Le Carillon: Paris bar regulars left reeling after attack
- Published
Le Carillon, a cafe-bar in the trendy Canal Saint-Martin area of eastern Paris, is known for its cheap drinks and relaxed vibe.
For many locals, it's unpretentious and inviting, with old sofas and low lighting - a place to meet friends in the evening or stop by for coffee during the day.
Now, its glass windows are pockmarked with bullet holes and the pavement outside is stained with blood.
Just before 21:30 on Friday, as part of a co-ordinated series of terrorist attacks across Paris that saw 129 people killed, a man opened fire with a semi-automatic weapon on the crowded bar.
He then crossed the road and targeted diners sitting on the terrace of Le Petit Cambodge, a small restaurant serving Cambodian and Vietnamese food.
At least 12 people were left dead and the brutality of the attacks has left the tight-knit local community reeling.
"We come every day to this bar because it is friendly, it is simple," Alexandra Damien, a regular, told the Press Association outside Le Carillon on Saturday. Flowers and candles were placed there in memory of those killed.
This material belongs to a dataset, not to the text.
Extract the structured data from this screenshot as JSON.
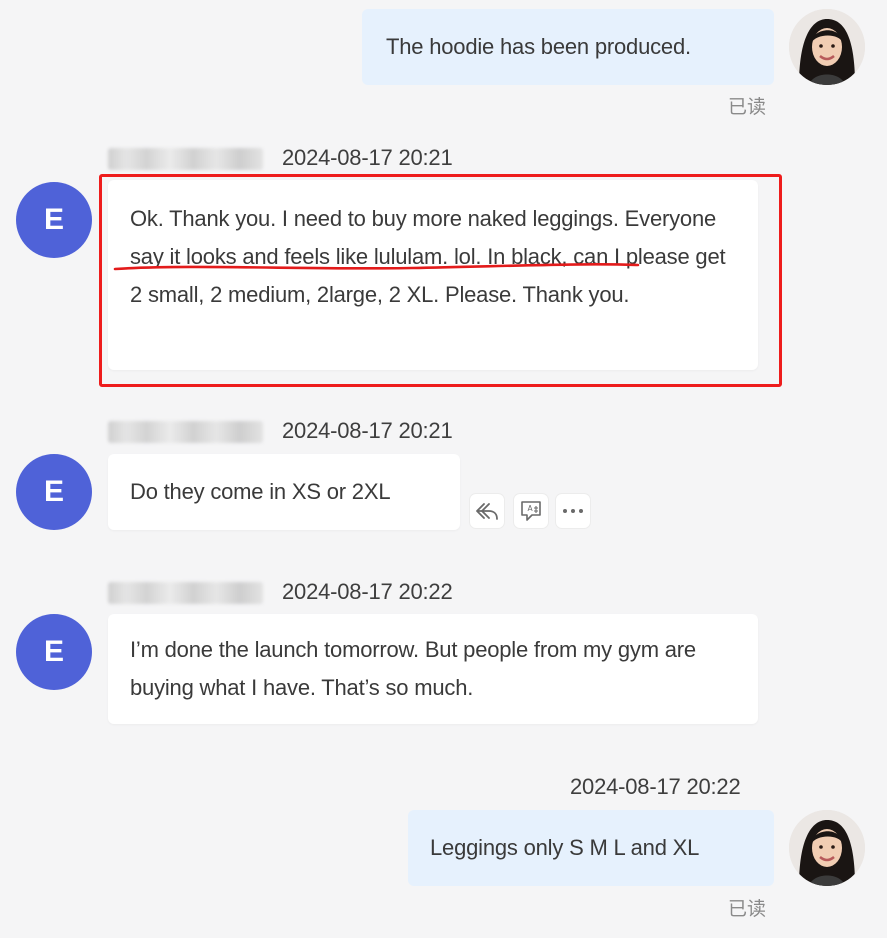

Two of her friends died at the bar.
"Coming here is normal for us, so we have no idea why they [terrorists] were touching this kind of place. People told me they were coming in with shotguns.
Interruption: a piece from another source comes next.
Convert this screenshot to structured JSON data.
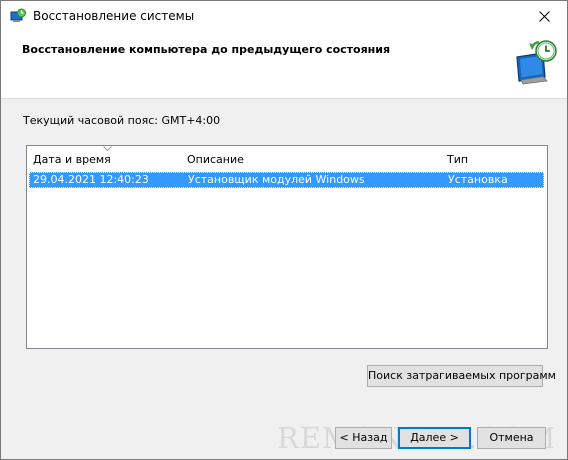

"This is horrible. It is touching a neighbourhood. We're like a small village. It's a small place, we don't need to go out of our area because we have everything,"
The bars and restaurants in this canal-side area are packed on a Friday night.
The shootings targeted so-called "soft targets" packed with fun-loving young people - bars, restaurants and the nearby Bataclan concert venue, where a rock band were playing. That fact has left many Parisians rattled.
"I'm not scared to go out in this area now, because you can't just stay at home as this would mean to 'ceder a la peur' [give in to fear]," Cora Delacroix, 24, who lives nearby, told the BBC.
"But it's terrible, because I feel like now you can be attacked everywhere. For the [January] Charlie Hebdo attack, it was more specific, it was against our freedom of speech and against symbols. But there, in a random place, that's frightening."
Ahmed Naeem, a 39-year-old filmmaker, said he and his friends were still in shock.
"These places are the places we visit every week... streets we walk every day. I've seen dozens of gigs at the Bataclan, eaten at the Petit Cambodge, sat outside Le Carillon on so many nights," he told the Associated Press.
One question ordinary Parisians like Marie Cartal are asking is: why target them?
She lives above the Casa Nostra restaurant in the 11th arrondissement, where five people were killed by a gunman.
"It was really shocking. It was the first time in my life I saw someone dying in front of me," she told the BBC.
"I mean people there were just sitting outside having a drink. They were not politicians, they were not particularly engaged. They were just enjoying the beginning of the weekend. So, why?"